Lake Bosomtwe: A Natural Solution to our Problems
International Day for Biodiversity 2020 will be celebrated globally on the 22nd of May under the theme: Our Solutions are in Nature. Due to the Corona Virus pandemic, all activities to mark the day has been moved online, respecting national prescriptions on social distancing and gatherings.
A Rocha Ghana as part of activities to mark International of Biodiversity 2020, is taking the opportunity to highlight the unique biological resources found in Ghana and their contribution to the well being of humans. Ghana is endowed with several diverse ecosystems and biological assets, we are going to share and showcase the unique ecosystems found in the four landscape that we intervene as an organization, in collaboration and partnership with several state and non-state actors. We hope this will inspire you, wherever you are to put in more effort to take actions to secure the biological diversity that supports our livelihoods and provide important life support services.

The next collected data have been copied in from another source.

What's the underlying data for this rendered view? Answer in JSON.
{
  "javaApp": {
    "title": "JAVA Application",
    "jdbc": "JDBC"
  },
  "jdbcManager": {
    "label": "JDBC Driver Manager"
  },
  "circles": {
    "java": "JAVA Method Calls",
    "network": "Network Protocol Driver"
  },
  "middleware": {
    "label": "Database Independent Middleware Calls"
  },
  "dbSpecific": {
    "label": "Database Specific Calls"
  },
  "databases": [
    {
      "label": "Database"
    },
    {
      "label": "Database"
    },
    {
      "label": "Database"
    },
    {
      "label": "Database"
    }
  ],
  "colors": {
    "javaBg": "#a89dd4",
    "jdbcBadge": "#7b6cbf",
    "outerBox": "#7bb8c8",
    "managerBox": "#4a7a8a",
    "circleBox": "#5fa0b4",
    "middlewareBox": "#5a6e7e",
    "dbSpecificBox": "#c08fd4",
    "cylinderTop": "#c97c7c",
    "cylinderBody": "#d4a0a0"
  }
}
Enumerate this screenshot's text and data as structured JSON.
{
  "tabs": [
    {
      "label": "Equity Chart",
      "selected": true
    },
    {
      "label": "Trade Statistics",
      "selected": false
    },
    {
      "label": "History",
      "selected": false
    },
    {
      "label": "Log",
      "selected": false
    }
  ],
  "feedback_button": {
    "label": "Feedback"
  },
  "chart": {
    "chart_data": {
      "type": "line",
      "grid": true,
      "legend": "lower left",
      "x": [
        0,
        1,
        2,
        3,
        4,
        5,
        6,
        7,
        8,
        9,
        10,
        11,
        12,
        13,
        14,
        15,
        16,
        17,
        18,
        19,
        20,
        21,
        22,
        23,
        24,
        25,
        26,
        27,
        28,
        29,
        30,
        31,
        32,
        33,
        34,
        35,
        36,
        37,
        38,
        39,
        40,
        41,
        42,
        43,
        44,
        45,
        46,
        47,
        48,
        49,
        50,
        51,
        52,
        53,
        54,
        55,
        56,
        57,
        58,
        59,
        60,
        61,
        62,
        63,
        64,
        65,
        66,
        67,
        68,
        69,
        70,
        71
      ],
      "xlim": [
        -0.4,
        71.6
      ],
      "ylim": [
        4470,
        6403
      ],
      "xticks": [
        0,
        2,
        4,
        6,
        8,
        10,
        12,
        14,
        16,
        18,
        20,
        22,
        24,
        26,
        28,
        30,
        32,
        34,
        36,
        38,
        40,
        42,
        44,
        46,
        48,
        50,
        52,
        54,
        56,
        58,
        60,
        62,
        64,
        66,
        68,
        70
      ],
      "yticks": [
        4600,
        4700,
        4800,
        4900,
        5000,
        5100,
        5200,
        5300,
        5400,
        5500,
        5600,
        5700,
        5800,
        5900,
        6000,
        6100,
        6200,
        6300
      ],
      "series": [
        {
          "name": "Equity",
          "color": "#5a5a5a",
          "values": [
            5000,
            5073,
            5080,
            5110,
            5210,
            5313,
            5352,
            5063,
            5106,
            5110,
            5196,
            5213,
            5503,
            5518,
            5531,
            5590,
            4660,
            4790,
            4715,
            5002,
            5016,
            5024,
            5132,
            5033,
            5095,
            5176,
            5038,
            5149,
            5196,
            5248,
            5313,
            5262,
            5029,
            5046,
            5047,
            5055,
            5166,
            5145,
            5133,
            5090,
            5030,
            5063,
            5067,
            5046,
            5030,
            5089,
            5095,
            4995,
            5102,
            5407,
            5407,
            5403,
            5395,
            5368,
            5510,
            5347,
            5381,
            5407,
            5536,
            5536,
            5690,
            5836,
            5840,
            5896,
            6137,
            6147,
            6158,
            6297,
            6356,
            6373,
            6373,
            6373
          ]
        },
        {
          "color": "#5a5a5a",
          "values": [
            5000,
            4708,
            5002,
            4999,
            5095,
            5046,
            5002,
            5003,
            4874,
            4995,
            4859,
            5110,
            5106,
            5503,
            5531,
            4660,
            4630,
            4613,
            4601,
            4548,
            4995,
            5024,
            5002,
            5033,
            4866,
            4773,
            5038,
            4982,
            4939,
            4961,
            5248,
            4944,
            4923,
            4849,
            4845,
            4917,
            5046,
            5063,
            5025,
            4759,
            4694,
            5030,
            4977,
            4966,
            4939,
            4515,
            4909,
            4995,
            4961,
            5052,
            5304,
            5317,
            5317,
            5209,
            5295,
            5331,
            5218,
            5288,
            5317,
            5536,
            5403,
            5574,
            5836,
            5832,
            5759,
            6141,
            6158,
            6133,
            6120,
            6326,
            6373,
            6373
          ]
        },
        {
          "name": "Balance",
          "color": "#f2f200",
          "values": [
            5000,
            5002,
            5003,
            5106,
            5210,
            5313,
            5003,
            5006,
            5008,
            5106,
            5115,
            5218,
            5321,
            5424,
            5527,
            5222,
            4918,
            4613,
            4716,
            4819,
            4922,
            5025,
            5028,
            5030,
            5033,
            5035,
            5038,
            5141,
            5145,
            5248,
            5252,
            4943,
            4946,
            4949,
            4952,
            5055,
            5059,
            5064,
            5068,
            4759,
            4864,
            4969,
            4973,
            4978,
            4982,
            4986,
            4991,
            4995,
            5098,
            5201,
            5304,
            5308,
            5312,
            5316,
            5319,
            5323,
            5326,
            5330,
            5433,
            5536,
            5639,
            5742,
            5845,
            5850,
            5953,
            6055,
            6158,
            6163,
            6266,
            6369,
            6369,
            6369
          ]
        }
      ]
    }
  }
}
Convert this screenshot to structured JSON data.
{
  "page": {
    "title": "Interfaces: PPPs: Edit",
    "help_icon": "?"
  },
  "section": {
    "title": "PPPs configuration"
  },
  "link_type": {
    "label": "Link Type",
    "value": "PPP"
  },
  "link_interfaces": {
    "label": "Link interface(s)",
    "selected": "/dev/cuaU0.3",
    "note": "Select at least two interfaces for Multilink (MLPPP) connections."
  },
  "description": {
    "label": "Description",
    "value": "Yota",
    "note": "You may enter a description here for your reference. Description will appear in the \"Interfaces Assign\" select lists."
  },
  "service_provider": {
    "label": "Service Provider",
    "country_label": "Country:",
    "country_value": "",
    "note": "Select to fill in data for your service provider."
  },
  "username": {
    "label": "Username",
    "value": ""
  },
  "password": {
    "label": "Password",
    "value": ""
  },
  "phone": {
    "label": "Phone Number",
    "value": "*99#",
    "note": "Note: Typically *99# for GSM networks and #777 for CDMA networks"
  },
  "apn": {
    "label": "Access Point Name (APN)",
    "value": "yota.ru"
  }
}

The four ecological landscapes are the; Mole Ecological Landscape in the Northern Part of Ghana, Lake Bosomtwe in the Ashanti Region, Atewa Range Forest Reserve in the Eastern Region and Muni -Pomadze Ramsar site in the Central Region of Ghana. These landscapes represent four of the major eco-zones in Ghana, that is, Savanna, High Forest Zone, Transition and Coastal eco-zones. These ecological landscapes provide different solutions for our daily needs and wellbeing.
The First Landscape to be featured in this series is the “Lake Bosomtwe Man and Biosphere Reserve”
Lake Bosomtwe is meteoric crater lake located in the Bosomtwe District in the Ashanti Region of Ghana. It is the only Endorheic (closed) lake in Ghana.
The lake basin and its catchment provide an example of Lake Ecosystem with a unique blend of species (including endemic spps) and habitats including wetland, forested catchment, marshes and grassy ridges. The area is of high national and global biodiversity significance with a high degree of endemism (eg Tilapia busumanna). Relative to its uniqueness and rarity, the site was designated as a Biosphere Reserve by the United Nations’ Man and Biosphere Committee in 2016. The southernmost section of the site overlaps the northern section of the Bosomtwe Range Forest Reserve, classified as an Important Bird Area.
There are large varieties of fauna that are recognized nationally and/or globally as endangered and/or threatened that can be found here including palm squirrel- Epixerus ebii, giant pangolin- Manis phataginus gigantea, black and white colobus- colobus vellerosus, and two-spotted palm civet -Nandinia binotata.
Also among the important commercial timber species of the catchment are: African Mahogany (Khaya senegalensis) used for medicinal purposes, Ofram (Terminalia superba,) popularly used for construction, and emeri (Terminalia ivorensis) used generally as joinery timber for interior and exterior applications in construction.
Culturally the lake is considered to be a sacred place for the Ashanti who believe is a transit point for the dead, therefore people are not permitted to fish in it with a dug-out canoe. The named “Bosomtwe” which in English translates “antelope god” was given to it by the hunter who found the lake after an antelope he was hunting disappeared into it. He believed that the water was a god and saved the life of the antelope.
The lake is a source of sustenance for the communities around it, providing them with livelihoods through fishing and use of its water for domestic and agricultural purposes.
Being the main inland water body in the Ashanti Region, the lake environment is rapidly gaining popularity as a tourist and recreational centre. It is an awe-inspiring place to relax and enjoy nature.
Currently the lake is under threat due to overfishing and unsustainable agricultural practices. As more hills around the lake are converted into agricultural lands, soil erosion poses a great problem. Currently the water level in the lake is gradually receding due to effects of climate change.
In order to continue to enjoy the solutions and services we obtain from Lake Bosomtwe, we must actively put in place sustainable measures to protect this unique ecosystem in Ghana.